1. Get outside + ground
Nature has a profound calming effect on the mind and body. Spending time outdoors reduces stress, boosts mental clarity, and improves mood. Dr. Peter Attia, a longevity expert and author of Outlive, highlights that walking in nature lowers activity in the brain’s stress response center.1 Step outside, place your bare feet on the grass or sand, take three intentional breaths, and notice the shift in your mind and body.
2. Move your body
Physical activity is one of the best ways to improve your mood and relieve stress. Research emphasized by Dr. Rhonda Patrick, a Ph.D. in biomedical science and expert on aging and healthspan, shows that just 10 minutes of vigorous exercise enhances brain function and cognitive abilities.2 For added benefits, incorporate yoga or tai chi, as Dr. Mark Hyman, a functional medicine pioneer and bestselling author, notes these practices can actively reduce stress and promote relaxation.3
3. Prioritize sleep
Sleep is essential for mental clarity and stress management. Dr. Mark Hyman advises keeping your bedroom cool, as heat disrupts restorative sleep stages like REM. Aim for 7–9 hours of quality rest by creating a calming bedtime routine, which might include diaphragmatic breathing.4 Dr.
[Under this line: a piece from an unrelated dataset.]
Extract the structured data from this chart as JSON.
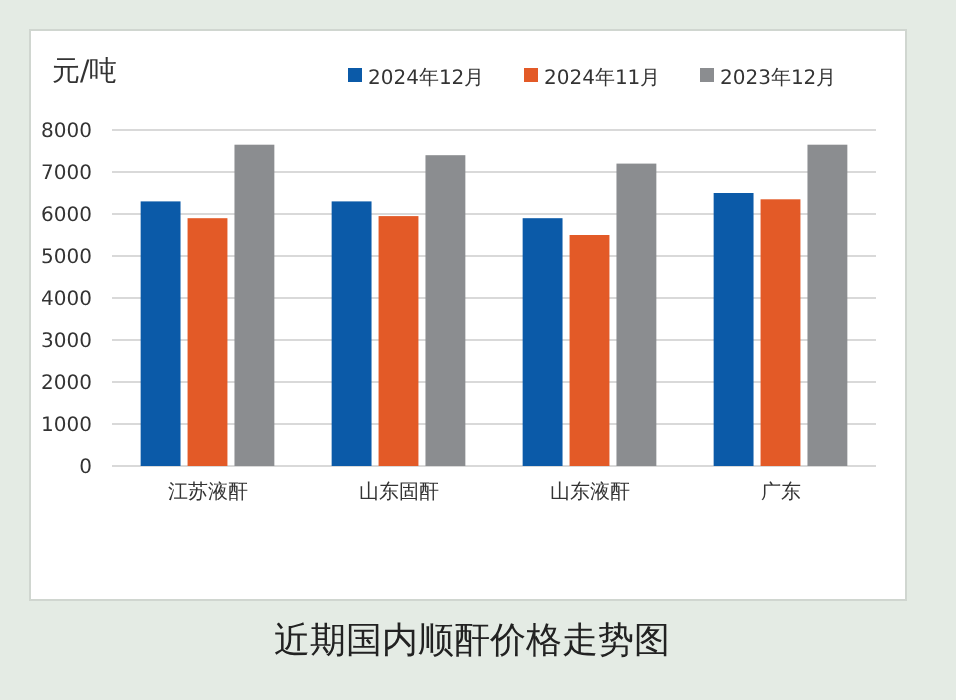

Daniel Amen, a psychiatrist and brain health expert, recommends this technique—inhale deeply for four seconds, hold for one second, and exhale for eight seconds—to activate the relaxation response and prepare your body for rest.5
4. Stay social
Building meaningful connections with loved ones is key to reducing stress. Dr. Julianne Holt-Lunstad, a professor of psychology and neuroscience at Brigham Young University, emphasizes that strong social ties can lead to longer, healthier lives. She suggests engaging in community activities or joining groups that align with your interests to foster a sense of belonging and support.6 Regular social interactions can enhance your well-being and provide a buffer against stress.